Section III of that Order is as follows:

"A subsequent marriage contracted by any person during the life of a former husband or wife of such person,
with any person other than the former husband or wife, is illegal and void from the beginning, unless —

"(1) The former marriage has been annulled or dissolved.

"(2) Unless such former husband or wife was absent, and not known to such person to be living for the space
of seven successive years immediately preceding such subsequent marriage, or was generally reputed and was
believed by such person to be dead at the time such subsequent marriage was contracted; in either of which
cases the subsequent marriage is valid its nullity is adjudged by a competent tribunal."

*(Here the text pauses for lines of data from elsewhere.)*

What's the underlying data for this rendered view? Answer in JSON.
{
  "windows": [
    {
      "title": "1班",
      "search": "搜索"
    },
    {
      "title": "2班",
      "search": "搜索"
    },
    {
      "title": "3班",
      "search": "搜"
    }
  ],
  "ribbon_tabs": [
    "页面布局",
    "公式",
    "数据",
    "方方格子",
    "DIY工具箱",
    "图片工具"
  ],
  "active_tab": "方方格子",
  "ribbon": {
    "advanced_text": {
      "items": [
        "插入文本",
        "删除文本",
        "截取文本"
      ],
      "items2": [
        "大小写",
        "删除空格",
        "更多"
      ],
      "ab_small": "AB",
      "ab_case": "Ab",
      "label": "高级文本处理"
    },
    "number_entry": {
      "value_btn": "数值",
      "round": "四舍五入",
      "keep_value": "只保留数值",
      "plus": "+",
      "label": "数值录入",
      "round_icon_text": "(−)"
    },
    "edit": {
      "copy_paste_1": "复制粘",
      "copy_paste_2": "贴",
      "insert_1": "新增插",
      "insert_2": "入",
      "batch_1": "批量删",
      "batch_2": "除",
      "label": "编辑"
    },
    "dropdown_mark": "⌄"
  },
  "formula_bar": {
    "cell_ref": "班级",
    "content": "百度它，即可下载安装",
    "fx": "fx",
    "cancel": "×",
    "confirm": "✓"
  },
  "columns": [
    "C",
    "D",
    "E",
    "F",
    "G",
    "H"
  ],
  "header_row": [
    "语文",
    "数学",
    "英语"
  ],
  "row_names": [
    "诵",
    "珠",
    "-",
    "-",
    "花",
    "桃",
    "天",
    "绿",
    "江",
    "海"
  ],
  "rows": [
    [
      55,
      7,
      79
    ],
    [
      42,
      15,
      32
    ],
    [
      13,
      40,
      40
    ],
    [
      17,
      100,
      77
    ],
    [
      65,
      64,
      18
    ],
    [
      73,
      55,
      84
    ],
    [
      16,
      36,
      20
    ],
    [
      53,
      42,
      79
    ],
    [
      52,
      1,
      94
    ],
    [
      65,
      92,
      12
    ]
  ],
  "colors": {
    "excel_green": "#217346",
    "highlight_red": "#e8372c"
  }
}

Keeping in mind the conditions under which this order was published, and the objects which where sought to
be obtained by its provisions, we are of opinion that it was not intended to have the effect, and that it did not
have the effect of abrogating those just and humane provisions of the Spanish law which secure to the
innocent party to a bigamous marriage certain rights in the communal property acquired during the existence
of the bigamous relations, and which legitimate the offspring of such unions and recognize the right of
inheritance of such offspring from the offending spouse. The bigamous marriage, as a marriage, is declared to
be illegal and void from the beginning, but this provisions is not necessarily in conflict with those statutory
provisions of the Spanish law which prescribe the status of the children resulting from the bigamous relations
of the party, or the rights of property arising, not as a result of the bigamous marriage but of the communal
relations existing thereafter between the parties.

The gist of the crime of adultery under the Spanish law, as under the common law in force in England and the
United States in the absence of statutory enactment, is the danger of introducing spurious heirs into the
family, whereby the rights of the real heirs may be impaired and a man may be charged with the maintenance
of a family not his own. And since, under Spanish law, legitimate heirs may be begotten of a bigamous
marriage, the danger of the introduction of spurious heirs is not less real as a result of the infidelity of the wife
of a bigamous marriage than it is in the case of a lawful wife; logically, therefore, the incontinence of the wife
of a bigamous marriage, as long as the bigamous relations exist, was deemed by the Spanish legislator to
constitute the crime of adultery, and penalized in like manner as is the martial faithlessness of a lawful wife.

The fact that the law is otherwise in those jurisdiction where legislation has been largely influenced by the
doctrines and principles of the common law of England is a natural consequence of the failure of the system of
jurisprudence to recognized the existence of heritable blood of the father in the fruits of a bigamous marriage.
But it would seem in those State where such children are, by statute, legitimized, a consistent system of penal
legislation would demand the penalization of the incontinence of the wife of a bigamous marriage equally with
that of a lawful wife. Certainly, in this jurisdiction, a statute declaring bigamous marriages illegal and void from
the beginning ought not to be held to repeal by necessary implication the provisions of the Penal Code
penalizing as adulterous the incontinence of the wife of bigamous marriage unless it be held further to repeal
by necessary implication the statutes legitimizing the offspring of bigamous marriages; and as we have said no
such effect can or should be given to the General Order under consideration.

We conclude, therefore, that the provisions of the code penalizing as adultery the infidelity of the wife of a
bigamous marriage continue in full force and effect.

We find no error in the proceedings of the court below prejudicial to the rights of the appellants, and the
judgment convicting them of the crime of adultery and the sentence imposed upon them by the trial court
should therefore be affirmed. Arellano, C.J., Mapa, Moreland and Trent, JJ., concur.